For weeks, strikes by the United States and Israel restricted Iran’s access to its underground missile sites by destroying roads and burying tunnel entrances. But, satellite images reviewed by CNN show how Iran has used simple equipment such as bulldozers and dump trucks to counter those costly campaigns – suggesting that Tehran’s missile capabilities can’t be destroyed just by targeting tunnel entrances, experts said.
During the fighting, Iran worked to excavate the tunnel entrances at great peril, with the US and Israel often striking the equipment used for digging. That work enabled Tehran to continue firing missiles throughout the war, though at vastly reduced rates. Since the ceasefire more than seven weeks ago, Iranian efforts to excavate the bases have accelerated significantly.
CNN found that Iran has now unblocked 50 out of the 69 tunnel entrances struck by the US and Israel at 18 underground missile facilities. Iran has repaired other parts of the bases as well, including roads that the US and Israel bombed to prevent missile launchers from using them. Satellite images show almost all these craters have now been filled, and at two sites, even repaved.
Pentagon spokesman Sean Parnell did not respond to specific questions about CNN’s findings, repeating an earlier statement that “America’s military is the most powerful in the world and has everything it needs to execute at the time and place of the President’s choosing.”
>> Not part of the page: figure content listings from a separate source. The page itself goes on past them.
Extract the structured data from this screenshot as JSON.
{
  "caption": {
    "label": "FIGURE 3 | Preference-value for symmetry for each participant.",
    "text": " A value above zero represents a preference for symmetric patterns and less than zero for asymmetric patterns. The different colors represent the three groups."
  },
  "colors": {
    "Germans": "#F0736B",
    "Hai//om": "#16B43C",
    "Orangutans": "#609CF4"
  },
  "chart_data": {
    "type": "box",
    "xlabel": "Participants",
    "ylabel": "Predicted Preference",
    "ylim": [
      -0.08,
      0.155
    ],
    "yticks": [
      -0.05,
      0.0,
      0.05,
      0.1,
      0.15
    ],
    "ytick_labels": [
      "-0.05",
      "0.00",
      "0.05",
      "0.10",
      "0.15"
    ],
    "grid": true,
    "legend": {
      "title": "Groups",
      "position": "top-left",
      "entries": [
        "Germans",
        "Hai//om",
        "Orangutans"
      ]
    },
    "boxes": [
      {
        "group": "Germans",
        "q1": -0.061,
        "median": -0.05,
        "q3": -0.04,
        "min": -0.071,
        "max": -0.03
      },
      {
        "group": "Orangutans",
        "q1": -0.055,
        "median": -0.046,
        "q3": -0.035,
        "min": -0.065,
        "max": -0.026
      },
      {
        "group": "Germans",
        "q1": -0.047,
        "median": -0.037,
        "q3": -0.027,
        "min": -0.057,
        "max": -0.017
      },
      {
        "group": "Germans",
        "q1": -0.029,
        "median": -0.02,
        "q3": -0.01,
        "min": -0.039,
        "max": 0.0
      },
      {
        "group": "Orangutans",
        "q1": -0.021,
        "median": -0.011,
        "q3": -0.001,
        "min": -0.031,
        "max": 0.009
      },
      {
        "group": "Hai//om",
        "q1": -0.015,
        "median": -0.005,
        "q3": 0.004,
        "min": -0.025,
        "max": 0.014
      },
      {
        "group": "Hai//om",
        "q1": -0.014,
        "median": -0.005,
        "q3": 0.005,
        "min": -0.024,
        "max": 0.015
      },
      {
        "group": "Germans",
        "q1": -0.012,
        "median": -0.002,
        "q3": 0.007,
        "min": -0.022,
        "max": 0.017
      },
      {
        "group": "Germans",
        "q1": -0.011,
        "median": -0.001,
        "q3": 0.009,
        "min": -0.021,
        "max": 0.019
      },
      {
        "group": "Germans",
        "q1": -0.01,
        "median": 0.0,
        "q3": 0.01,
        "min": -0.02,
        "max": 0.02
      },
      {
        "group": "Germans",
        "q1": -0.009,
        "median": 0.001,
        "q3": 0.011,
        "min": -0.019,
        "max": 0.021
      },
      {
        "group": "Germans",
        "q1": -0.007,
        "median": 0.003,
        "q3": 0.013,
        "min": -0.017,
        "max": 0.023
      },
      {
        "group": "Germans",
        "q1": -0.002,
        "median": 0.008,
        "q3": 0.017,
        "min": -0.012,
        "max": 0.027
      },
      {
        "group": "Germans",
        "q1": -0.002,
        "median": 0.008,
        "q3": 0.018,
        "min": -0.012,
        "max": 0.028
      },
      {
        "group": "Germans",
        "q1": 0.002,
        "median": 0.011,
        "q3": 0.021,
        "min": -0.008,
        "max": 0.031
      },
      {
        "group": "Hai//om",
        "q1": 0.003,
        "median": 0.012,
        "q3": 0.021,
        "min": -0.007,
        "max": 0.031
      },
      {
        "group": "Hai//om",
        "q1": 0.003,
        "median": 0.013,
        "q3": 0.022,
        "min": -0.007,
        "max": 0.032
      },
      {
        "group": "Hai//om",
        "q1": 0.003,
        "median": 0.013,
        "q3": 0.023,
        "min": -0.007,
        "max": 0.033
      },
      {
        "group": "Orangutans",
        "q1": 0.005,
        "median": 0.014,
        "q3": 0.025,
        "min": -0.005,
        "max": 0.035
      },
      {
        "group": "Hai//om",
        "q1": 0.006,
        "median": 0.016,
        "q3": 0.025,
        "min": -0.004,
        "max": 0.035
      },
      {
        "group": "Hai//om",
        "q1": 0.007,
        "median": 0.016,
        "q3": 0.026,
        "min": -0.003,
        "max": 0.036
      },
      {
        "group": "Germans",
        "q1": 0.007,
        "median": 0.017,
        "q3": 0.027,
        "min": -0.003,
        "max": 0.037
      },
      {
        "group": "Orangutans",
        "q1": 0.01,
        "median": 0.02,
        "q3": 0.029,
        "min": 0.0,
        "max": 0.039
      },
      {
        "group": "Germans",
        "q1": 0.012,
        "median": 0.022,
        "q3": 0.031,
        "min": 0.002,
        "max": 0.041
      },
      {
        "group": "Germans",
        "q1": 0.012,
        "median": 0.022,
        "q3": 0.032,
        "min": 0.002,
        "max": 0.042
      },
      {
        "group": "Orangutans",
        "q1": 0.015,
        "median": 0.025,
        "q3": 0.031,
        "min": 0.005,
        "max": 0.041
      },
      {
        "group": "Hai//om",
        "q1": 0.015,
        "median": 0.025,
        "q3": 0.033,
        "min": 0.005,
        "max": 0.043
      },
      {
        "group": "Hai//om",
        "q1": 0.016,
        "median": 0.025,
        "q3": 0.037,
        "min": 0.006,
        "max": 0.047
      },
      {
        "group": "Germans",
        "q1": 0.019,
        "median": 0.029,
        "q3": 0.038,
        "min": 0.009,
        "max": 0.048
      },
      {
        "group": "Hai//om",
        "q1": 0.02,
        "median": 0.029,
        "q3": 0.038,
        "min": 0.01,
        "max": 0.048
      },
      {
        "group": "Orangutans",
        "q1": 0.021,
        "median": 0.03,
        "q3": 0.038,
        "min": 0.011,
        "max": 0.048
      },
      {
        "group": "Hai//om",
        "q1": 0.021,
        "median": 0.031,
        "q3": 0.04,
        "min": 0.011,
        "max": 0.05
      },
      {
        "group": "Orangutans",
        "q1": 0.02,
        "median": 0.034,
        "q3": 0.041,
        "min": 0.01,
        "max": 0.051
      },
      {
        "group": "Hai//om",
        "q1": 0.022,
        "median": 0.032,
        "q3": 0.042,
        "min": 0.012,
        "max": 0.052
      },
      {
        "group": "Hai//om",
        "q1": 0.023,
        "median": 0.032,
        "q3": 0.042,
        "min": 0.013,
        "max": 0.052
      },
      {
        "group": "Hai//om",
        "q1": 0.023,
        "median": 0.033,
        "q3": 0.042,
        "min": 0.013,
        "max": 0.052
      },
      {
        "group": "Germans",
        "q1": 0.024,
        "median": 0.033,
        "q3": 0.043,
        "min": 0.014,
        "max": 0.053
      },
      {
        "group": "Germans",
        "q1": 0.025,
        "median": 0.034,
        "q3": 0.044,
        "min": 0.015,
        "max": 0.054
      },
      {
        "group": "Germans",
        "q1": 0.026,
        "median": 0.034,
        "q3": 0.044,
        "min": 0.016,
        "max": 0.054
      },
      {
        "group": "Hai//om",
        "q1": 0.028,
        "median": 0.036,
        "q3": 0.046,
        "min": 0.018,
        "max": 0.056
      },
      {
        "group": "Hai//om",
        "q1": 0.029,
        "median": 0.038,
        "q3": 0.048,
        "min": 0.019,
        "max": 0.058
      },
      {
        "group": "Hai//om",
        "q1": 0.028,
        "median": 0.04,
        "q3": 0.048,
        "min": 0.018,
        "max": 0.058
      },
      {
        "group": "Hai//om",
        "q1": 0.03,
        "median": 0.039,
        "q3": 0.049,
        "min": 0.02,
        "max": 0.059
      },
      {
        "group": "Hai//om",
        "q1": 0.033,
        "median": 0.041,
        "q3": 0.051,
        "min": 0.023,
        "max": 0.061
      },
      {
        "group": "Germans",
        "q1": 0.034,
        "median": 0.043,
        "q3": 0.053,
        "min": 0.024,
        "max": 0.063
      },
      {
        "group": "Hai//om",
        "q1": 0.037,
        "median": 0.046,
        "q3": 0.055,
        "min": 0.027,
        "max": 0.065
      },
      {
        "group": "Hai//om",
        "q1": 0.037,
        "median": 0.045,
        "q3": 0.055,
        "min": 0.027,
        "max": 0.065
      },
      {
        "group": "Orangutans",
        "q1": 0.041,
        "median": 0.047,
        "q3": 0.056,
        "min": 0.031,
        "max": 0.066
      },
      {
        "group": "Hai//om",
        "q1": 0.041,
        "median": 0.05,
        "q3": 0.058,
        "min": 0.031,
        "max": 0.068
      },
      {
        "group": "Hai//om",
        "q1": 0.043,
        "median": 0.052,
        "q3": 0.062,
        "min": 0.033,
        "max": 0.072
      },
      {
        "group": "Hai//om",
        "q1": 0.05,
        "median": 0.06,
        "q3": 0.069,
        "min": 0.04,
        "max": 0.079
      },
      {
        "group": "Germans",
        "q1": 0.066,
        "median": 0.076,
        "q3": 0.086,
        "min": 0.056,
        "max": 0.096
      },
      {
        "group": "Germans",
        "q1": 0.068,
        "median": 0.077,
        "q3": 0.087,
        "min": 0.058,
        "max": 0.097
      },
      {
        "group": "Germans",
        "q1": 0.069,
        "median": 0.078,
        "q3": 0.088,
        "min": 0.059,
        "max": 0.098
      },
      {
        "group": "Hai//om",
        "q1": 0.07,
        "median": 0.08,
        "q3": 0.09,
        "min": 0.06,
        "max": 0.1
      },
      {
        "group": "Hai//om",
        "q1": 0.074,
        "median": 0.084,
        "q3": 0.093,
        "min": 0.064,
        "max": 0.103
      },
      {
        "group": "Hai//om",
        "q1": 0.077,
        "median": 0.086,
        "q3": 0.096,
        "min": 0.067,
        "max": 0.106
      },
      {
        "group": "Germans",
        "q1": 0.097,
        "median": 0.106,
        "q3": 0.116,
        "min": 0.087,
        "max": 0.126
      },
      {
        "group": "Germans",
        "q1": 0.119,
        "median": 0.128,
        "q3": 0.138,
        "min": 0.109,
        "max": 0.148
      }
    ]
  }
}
President Donald Trump has repeatedly pointed to Iran’s arsenal of missiles as a reason for the war, with its destruction being one of the key goals. In a March post to Truth Social, Trump listed “completely degrading Iranian Missile Capability, Launchers, and everything else pertaining to them” as one of five “objectives” of the war.
Satellite images reviewed by CNN at the time showed facilities like the Isfahan North Missile Base, a key underground missile location, ravaged by multiple strikes with rubble covering tunnels and launchers destroyed outside.
The US and Israel also undertook a broad effort to wreck Iran’s missile supply chain, from factories where small electronic components are produced, to the sites where rocket propellants and missile bodies are manufactured.
Experts believe Iran still has around 1,000 missiles stored in the underground sites.
That stockpile, deep below the surface, is unlikely to have sustained much damage from strikes at ground level, according to experts who said that Iran has been preparing for this kind of war for decades.